Here is the key assumption: The fraction of numbers remaining after $n-1$ sieving steps is approximately the same in the $n$th interval as it is in the $(n-1)$th interval. That is, if there are $M_{n-1}$ numbers remaining in interval $n-1$ after $n-1$ sieving steps, all of which are suitable $m$, the expected number of candidate values for $m$ in interval $n$ can be approximated as $M_{n-1}\frac{12n+4}{12(n-1)+4}=M_{n-1}\frac{12n+4}{12n-8}$. To be confirmed as actual values of $m$, the candidate values in interval $n$ must be subjected to the $n$th sieving step, which involves screening with $s_{2n-1}$ and $s_{2n}$.

Pursuant to Corollary 3.2, in order to appropriately perform that screening, we must consider whether $s_{2n-1},s_{2n} \in \mathbb P$. Let: $\begin {align} { M_i = \text{ the actual count of $m$ in interval i} \\ N_j = \text{ the expected count of $m$ in interval j} \\ \alpha_n =\text { the multiplier such that }\alpha_n M_{n-1}=N_n \\ r_i= \begin{cases} \frac{s_i-2}{s_i} & \text{ if } s_i \in \mathbb P\\ 1 & \text{ if } s_i \not \in \mathbb P \end{cases} } \end {align}$

Then, $\frac{12n+4}{12n-8} \ge \alpha_n = r_{(2n-1)}r_{(2n)}\frac{12n+4}{12n-8} \ge \frac{12n+4}{12n-8}\frac{6n-3}{6n-1}\frac{6n-1}{6n+1}=\frac{18n^2-3n-3}{18n^2-9n-2}$. Since $\alpha_n$ is strictly between two expressions that tend toward $1$ as $n$ grows without bound, $\alpha_n$ also tends to $1$, but is always slightly $>1$. Accordingly, it is expected that the count of numbers $m$ in the described intervals should grow slowly, but that the ratio of the counts in successive intervals should approach $1$.

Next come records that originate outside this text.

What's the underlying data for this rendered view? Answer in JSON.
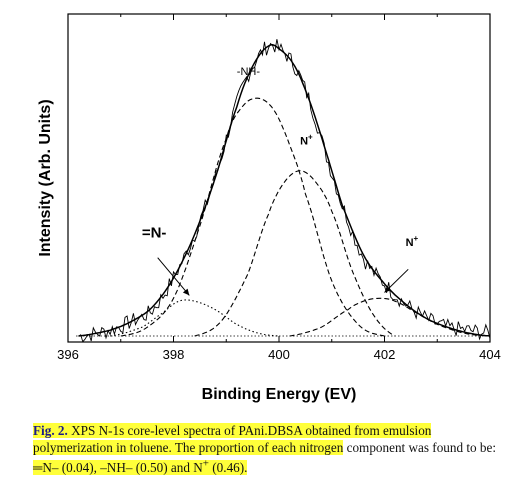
{
  "chart_data": {
    "type": "line",
    "xlabel": "Binding Energy (EV)",
    "ylabel": "Intensity (Arb. Units)",
    "xlim": [
      396,
      404
    ],
    "x_ticks": [
      396,
      398,
      400,
      402,
      404
    ],
    "y_ticks_shown": false,
    "grid": false,
    "legend": "none",
    "series": [
      {
        "style": "noisy-solid",
        "x": [
          396.2,
          396.8,
          397.2,
          397.6,
          398.0,
          398.4,
          398.8,
          399.2,
          399.5,
          399.8,
          400.0,
          400.3,
          400.6,
          400.9,
          401.2,
          401.6,
          402.0,
          402.4,
          402.8,
          403.2,
          403.6,
          404.0
        ],
        "values": [
          0.0,
          0.02,
          0.05,
          0.09,
          0.2,
          0.35,
          0.55,
          0.8,
          0.93,
          1.0,
          0.99,
          0.93,
          0.8,
          0.62,
          0.45,
          0.27,
          0.18,
          0.11,
          0.06,
          0.03,
          0.02,
          0.01
        ]
      },
      {
        "style": "fit-envelope",
        "x": [
          396.2,
          396.8,
          397.2,
          397.6,
          398.0,
          398.4,
          398.8,
          399.2,
          399.5,
          399.8,
          400.0,
          400.3,
          400.6,
          400.9,
          401.2,
          401.6,
          402.0,
          402.4,
          402.8,
          403.2,
          403.6,
          404.0
        ],
        "values": [
          0.0,
          0.02,
          0.05,
          0.1,
          0.2,
          0.35,
          0.55,
          0.79,
          0.93,
          1.0,
          0.99,
          0.93,
          0.8,
          0.63,
          0.45,
          0.28,
          0.18,
          0.11,
          0.06,
          0.03,
          0.01,
          0.0
        ]
      },
      {
        "name": "-NH-",
        "style": "dashed",
        "x": [
          397.0,
          397.5,
          398.0,
          398.5,
          399.0,
          399.3,
          399.6,
          399.9,
          400.2,
          400.5,
          401.0,
          401.5,
          402.0
        ],
        "values": [
          0.0,
          0.03,
          0.13,
          0.38,
          0.68,
          0.79,
          0.82,
          0.78,
          0.66,
          0.49,
          0.19,
          0.04,
          0.0
        ]
      },
      {
        "name": "N+",
        "style": "dashed",
        "x": [
          398.4,
          398.9,
          399.4,
          399.8,
          400.1,
          400.4,
          400.7,
          401.0,
          401.4,
          401.8,
          402.2
        ],
        "values": [
          0.0,
          0.05,
          0.21,
          0.42,
          0.53,
          0.57,
          0.53,
          0.43,
          0.22,
          0.07,
          0.0
        ]
      },
      {
        "name": "=N-",
        "style": "dotted",
        "x": [
          396.8,
          397.4,
          397.8,
          398.1,
          398.4,
          398.8,
          399.2,
          399.6,
          400.0
        ],
        "values": [
          0.0,
          0.03,
          0.08,
          0.12,
          0.12,
          0.09,
          0.04,
          0.01,
          0.0
        ]
      },
      {
        "name": "N+",
        "style": "dashed",
        "x": [
          400.2,
          400.8,
          401.3,
          401.6,
          401.9,
          402.2,
          402.6,
          403.0,
          403.5,
          404.0
        ],
        "values": [
          0.0,
          0.03,
          0.09,
          0.12,
          0.13,
          0.12,
          0.08,
          0.04,
          0.01,
          0.0
        ]
      }
    ],
    "annotations": [
      {
        "text": "-NH-",
        "x": 399.2,
        "y": 0.9
      },
      {
        "text": "N",
        "sup": "+",
        "x": 400.4,
        "y": 0.66
      },
      {
        "text": "=N-",
        "x": 397.4,
        "y": 0.34
      },
      {
        "text": "N",
        "sup": "+",
        "x": 402.4,
        "y": 0.31
      }
    ]
  },
  "caption": {
    "fig_label": "Fig. 2.",
    "text_highlighted_1": "XPS N-1s core-level spectra of PAni.DBSA obtained from emulsion polymerization in toluene. The proportion of each nitrogen",
    "text_plain": "component was found to be: ",
    "text_highlighted_2": "═N– (0.04), –NH– (0.50) and N",
    "sup": "+",
    "text_highlighted_3": " (0.46)."
  }
}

Comparison of heuristic results with actual data:

I analyzed data on the first $10000$ values of $m$ listed in this table. The data fell into $187$ intervals. The growth of the count of $m$ is shown in the first chart:

Chart 1

The number of examples per interval grows roughly $20$ to $30$ fold over $187$ intervals, depending on what is assumed to be a representative starting interval. This might not seem like slow growth, but the constraining functions that bound $\alpha$ make reasonable the characterization of that growth as being comparatively slow. $$\prod_{i=1}^{187} \frac{18i^2-3i-3}{18i^2-9i-2} \approx 5.2 \\ \prod_{i=1}^{187} \frac{12i+4}{12i-8} \approx 560$$ In this light, the growth would be expected to be between $5$ times (which represents growth when sieving with every $s_i$) and $560$ times (which represents simply the growth in the interval size, with no sieving at all). In that range of growth, $30$ or less seems modest.

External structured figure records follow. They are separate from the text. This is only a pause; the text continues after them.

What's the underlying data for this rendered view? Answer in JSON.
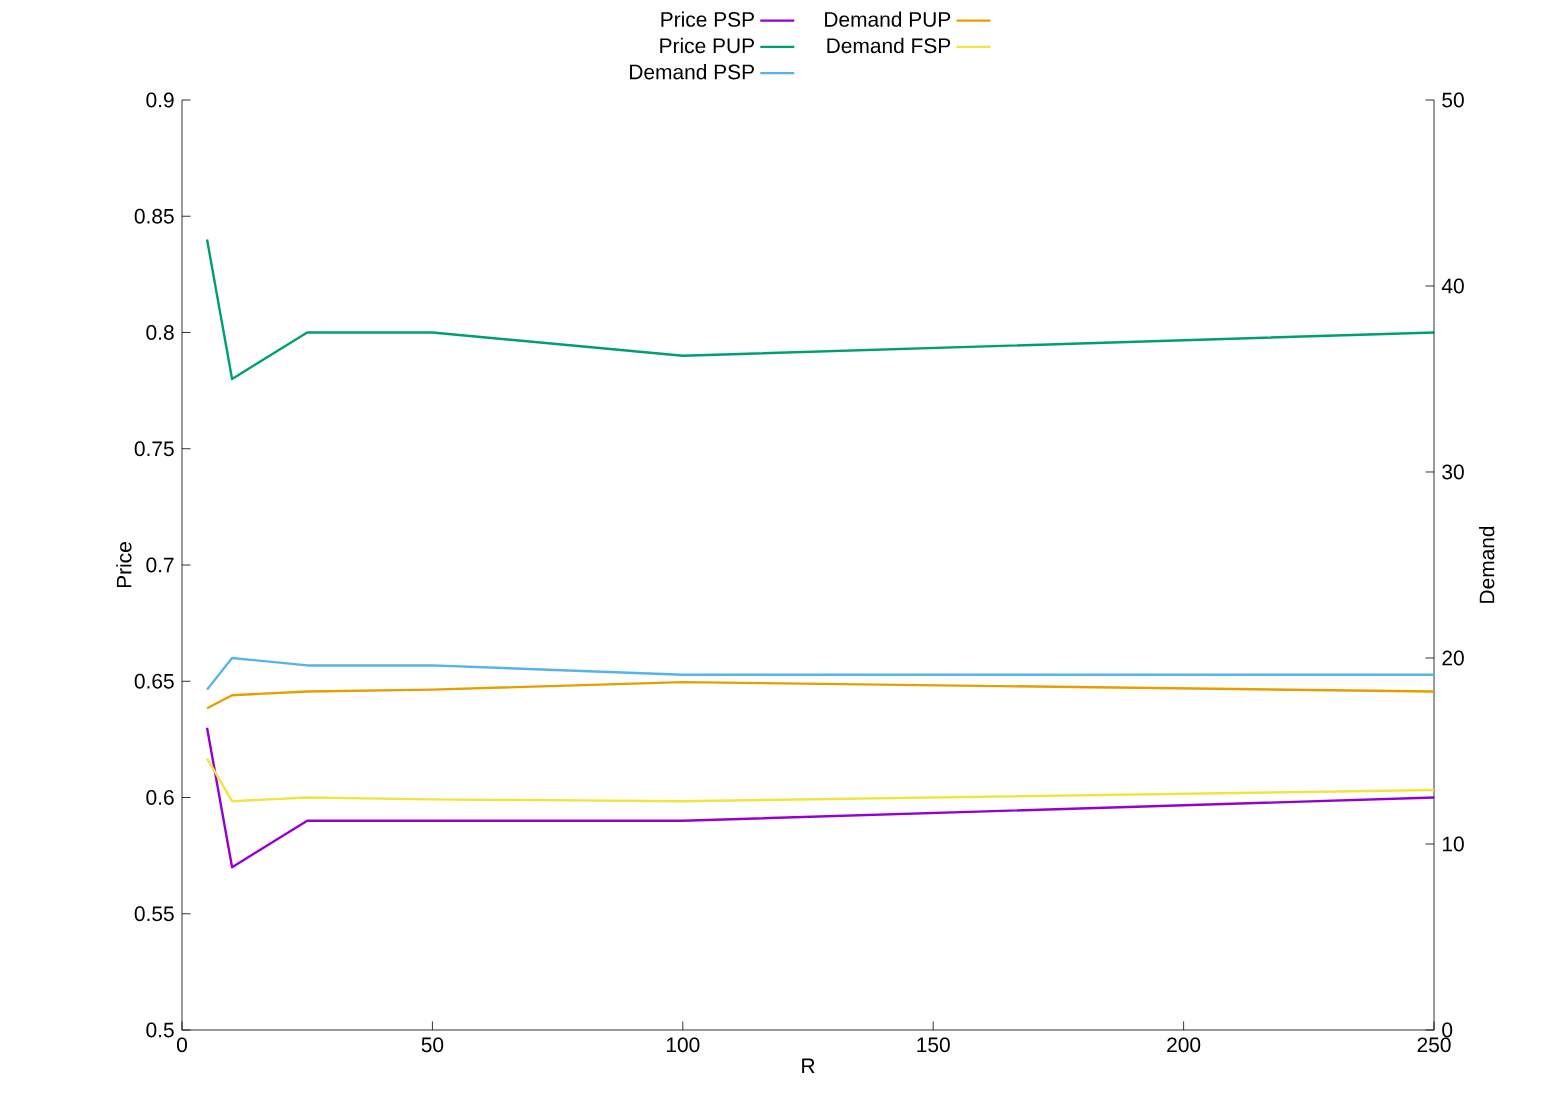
{
  "chart_data": {
    "type": "line",
    "xlabel": "R",
    "ylabel": "Price",
    "y2label": "Demand",
    "legend": "top",
    "x": [
      5,
      10,
      25,
      50,
      100,
      250
    ],
    "xlim": [
      0,
      250
    ],
    "xticks": [
      0,
      50,
      100,
      150,
      200,
      250
    ],
    "ylim": [
      0.5,
      0.9
    ],
    "yticks": [
      0.5,
      0.55,
      0.6,
      0.65,
      0.7,
      0.75,
      0.8,
      0.85,
      0.9
    ],
    "y2lim": [
      0,
      50
    ],
    "y2ticks": [
      0,
      10,
      20,
      30,
      40,
      50
    ],
    "series": [
      {
        "name": "Price PSP",
        "color": "#9400d3",
        "values": [
          0.63,
          0.57,
          0.59,
          0.59,
          0.59,
          0.6
        ]
      },
      {
        "name": "Price PUP",
        "color": "#009e73",
        "values": [
          0.84,
          0.78,
          0.8,
          0.8,
          0.79,
          0.8
        ]
      },
      {
        "name": "Demand PSP",
        "color": "#56b4e9",
        "axis": "y2",
        "values": [
          18.3,
          20.0,
          19.6,
          19.6,
          19.1,
          19.1
        ]
      },
      {
        "name": "Demand PUP",
        "color": "#e69f00",
        "axis": "y2",
        "values": [
          17.3,
          18.0,
          18.2,
          18.3,
          18.7,
          18.2
        ]
      },
      {
        "name": "Demand FSP",
        "color": "#f0e442",
        "axis": "y2",
        "values": [
          14.6,
          12.3,
          12.5,
          12.4,
          12.3,
          12.9
        ]
      }
    ]
  }
}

Another measure of the performance of the heuristic is the ratio of examples in successive intervals, shown in the second chart:

Chart 2

Here, although the fluctuation around $1$ is apparent, the extremes of fluctuation become smaller and less frequent as the interval number grows. It seems that there might be some (slow) tendency to converge on $1$; however, much more data would have to be analyzed to confirm that impression. As far as the available data permits a conclusion, the heuristic behaves as if it is valid.

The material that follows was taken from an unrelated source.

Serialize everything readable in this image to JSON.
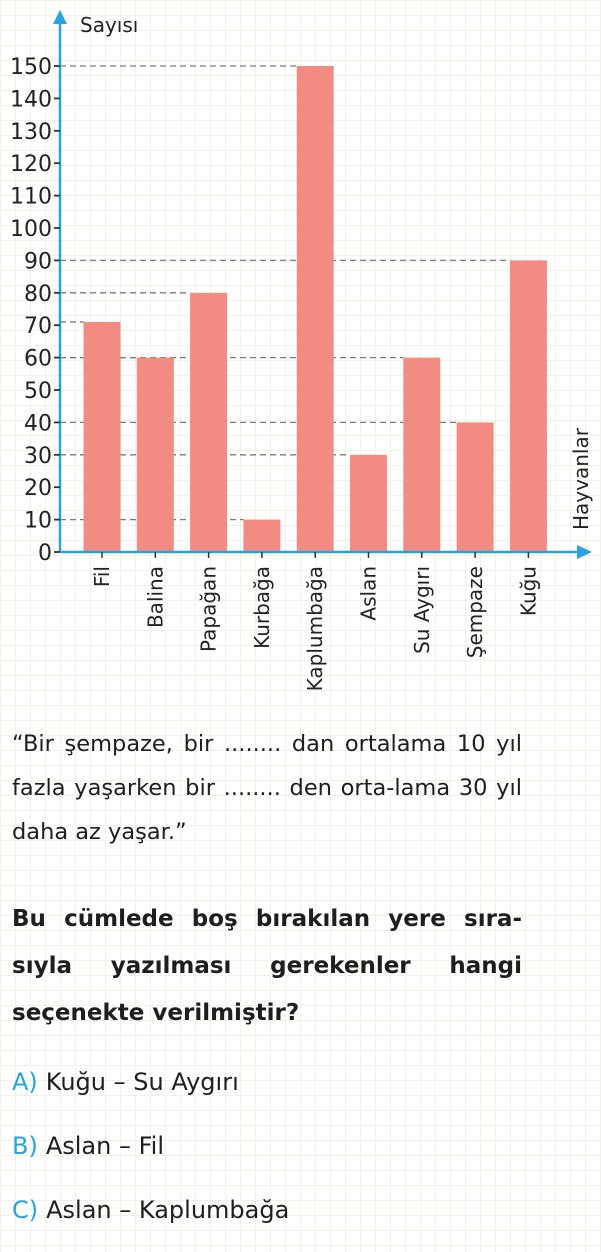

Relationship of the count of $m$ to the count of twin primes: The boundaries of the $n$th interval in which we find $m$ are defined as $\frac{s_{2(n-1)}^2-1}{6}$ and $\frac{s_{2n}^2-1}{6}$. Each $m$ in that interval gives rise to twin primes roughly $6$ times larger, so the boundaries demarking the $n$th interval containing twin primes would be simply $s_{2(n-1)}^2-1$ and $s_{2n}^2-1$. We can be certain that such boundaries themselves do not fall within any twin primes, as the members of $S$ which surround those boundaries are of the form $s_{2i}^2-2,s_{2i}^2$, one of whose members is square and hence composite. Accordingly, it makes no mathematical difference whether the boundary values bracketing an interval is described as $s_{2k}^2-1$ or $s_{2k}^2$. I adopt the latter, which is in fact $(6k+1)^2$ as stated in the title, for simplicity.

1

There are 1 best solutions below

1
On

The number of integers between $(6k+1)^2$ and $(6(k+1)+1)^2=(6k+7)^2$ is asymptotically $72k$. The number of twin primes between $(6k+1)^2$ and $(6k+7)^2$ is conjectured to be asymptotic to $Ck/(\log(6k)^2)^2$, for some positive constant $C$. This is not constant. It goes to infinity with $k$.